By the 1980s, low-tech toys were already falling out of fashion. Home video game consoles were the hot holiday gift in 1980, and as is the case with any new technology aimed at children, parents were apprehensive. To see how the world responded to the rise of gaming that year, check out the video below.
This clip from the ABC7 Eyewitness News vault shows news anchors reporting on the popularity of “electronic video games” more than four decades ago. These games didn’t have the sophisticated graphics or gameplay of today’s titles, but early adopters found plenty to love about them. As one reporter put it: “The kids like to see the action, the color, and they love hearing the noise.”
These consoles also lacked the capacity to depict realistic violence, but that didn’t stop them from spreading panic. According to the clip: “Some argue that players get so hypnotized by these games that they have little time for anything else.” One kid who spoke to reporters admitted to spending “six or seven” hours a day playing video games.

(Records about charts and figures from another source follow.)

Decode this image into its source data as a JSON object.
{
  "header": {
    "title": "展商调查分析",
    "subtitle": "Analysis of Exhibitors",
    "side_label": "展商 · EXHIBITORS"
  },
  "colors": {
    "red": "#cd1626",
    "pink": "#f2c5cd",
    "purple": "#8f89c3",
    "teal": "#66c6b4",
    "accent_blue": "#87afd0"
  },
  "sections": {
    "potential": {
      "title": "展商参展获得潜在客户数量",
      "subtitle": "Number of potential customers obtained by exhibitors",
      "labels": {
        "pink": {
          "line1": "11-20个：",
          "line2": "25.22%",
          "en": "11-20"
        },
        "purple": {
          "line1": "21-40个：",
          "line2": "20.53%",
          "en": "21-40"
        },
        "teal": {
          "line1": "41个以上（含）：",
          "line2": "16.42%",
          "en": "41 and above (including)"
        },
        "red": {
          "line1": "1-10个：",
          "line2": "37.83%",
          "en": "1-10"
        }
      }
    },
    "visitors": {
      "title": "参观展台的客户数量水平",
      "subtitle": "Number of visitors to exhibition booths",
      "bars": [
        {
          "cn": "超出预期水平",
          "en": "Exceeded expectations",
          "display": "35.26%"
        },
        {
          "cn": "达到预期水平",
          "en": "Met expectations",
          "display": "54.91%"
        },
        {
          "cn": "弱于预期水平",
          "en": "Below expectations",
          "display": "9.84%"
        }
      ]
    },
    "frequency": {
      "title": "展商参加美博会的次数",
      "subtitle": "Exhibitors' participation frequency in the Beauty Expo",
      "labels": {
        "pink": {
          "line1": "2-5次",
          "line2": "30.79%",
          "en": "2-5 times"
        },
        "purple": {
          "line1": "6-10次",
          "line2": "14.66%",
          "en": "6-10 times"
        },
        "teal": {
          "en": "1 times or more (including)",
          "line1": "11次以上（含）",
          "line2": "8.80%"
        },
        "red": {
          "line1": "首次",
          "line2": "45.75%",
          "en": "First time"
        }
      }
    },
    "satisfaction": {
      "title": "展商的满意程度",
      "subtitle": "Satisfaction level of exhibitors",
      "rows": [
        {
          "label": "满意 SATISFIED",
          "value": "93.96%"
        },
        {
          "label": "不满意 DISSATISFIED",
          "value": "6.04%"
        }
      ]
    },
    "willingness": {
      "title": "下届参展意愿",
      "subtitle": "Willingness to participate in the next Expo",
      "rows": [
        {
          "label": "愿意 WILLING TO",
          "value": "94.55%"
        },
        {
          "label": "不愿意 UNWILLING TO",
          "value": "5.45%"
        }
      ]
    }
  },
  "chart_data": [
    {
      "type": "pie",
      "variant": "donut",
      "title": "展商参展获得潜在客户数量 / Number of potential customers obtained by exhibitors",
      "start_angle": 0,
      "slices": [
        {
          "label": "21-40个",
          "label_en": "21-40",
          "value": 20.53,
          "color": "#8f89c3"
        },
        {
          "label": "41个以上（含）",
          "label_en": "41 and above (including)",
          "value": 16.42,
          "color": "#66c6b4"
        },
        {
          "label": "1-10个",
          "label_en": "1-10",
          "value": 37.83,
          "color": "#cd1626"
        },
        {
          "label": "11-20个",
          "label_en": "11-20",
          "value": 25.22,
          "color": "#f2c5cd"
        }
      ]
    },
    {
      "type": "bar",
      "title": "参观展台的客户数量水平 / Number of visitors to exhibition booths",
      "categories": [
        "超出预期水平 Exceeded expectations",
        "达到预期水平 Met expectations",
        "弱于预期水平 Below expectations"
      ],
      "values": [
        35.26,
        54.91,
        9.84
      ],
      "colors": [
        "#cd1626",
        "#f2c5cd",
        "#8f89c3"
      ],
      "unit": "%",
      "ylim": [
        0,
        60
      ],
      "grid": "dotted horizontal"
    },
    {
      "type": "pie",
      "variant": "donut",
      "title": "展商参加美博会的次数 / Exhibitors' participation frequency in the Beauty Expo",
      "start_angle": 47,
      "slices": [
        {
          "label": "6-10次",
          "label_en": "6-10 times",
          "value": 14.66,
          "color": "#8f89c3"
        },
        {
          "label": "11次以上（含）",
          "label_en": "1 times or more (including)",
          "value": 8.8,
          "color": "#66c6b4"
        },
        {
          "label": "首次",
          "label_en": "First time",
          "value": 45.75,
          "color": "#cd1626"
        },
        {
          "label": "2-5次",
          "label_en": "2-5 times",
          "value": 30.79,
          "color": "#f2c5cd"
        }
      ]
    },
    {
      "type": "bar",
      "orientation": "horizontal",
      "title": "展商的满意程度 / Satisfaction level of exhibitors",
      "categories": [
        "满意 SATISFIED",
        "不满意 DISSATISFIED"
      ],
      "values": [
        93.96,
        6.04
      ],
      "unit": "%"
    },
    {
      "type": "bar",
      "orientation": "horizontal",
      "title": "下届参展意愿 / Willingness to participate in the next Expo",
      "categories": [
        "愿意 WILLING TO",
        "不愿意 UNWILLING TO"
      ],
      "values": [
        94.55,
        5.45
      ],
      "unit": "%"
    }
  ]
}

Despite fears over screen addiction, video games have remained a perennial item on holidays wishlists. Nintendo debuted the NES in the U.S. in 1985, and the Gameboy arrived four years later. And while tearing kids away from their controllers can be just as hard today as it was in the ’80s, the technology does offer some benefits. Playing video games has been shown to boost your vision, your hand-eye-coordination, and your leadership skills.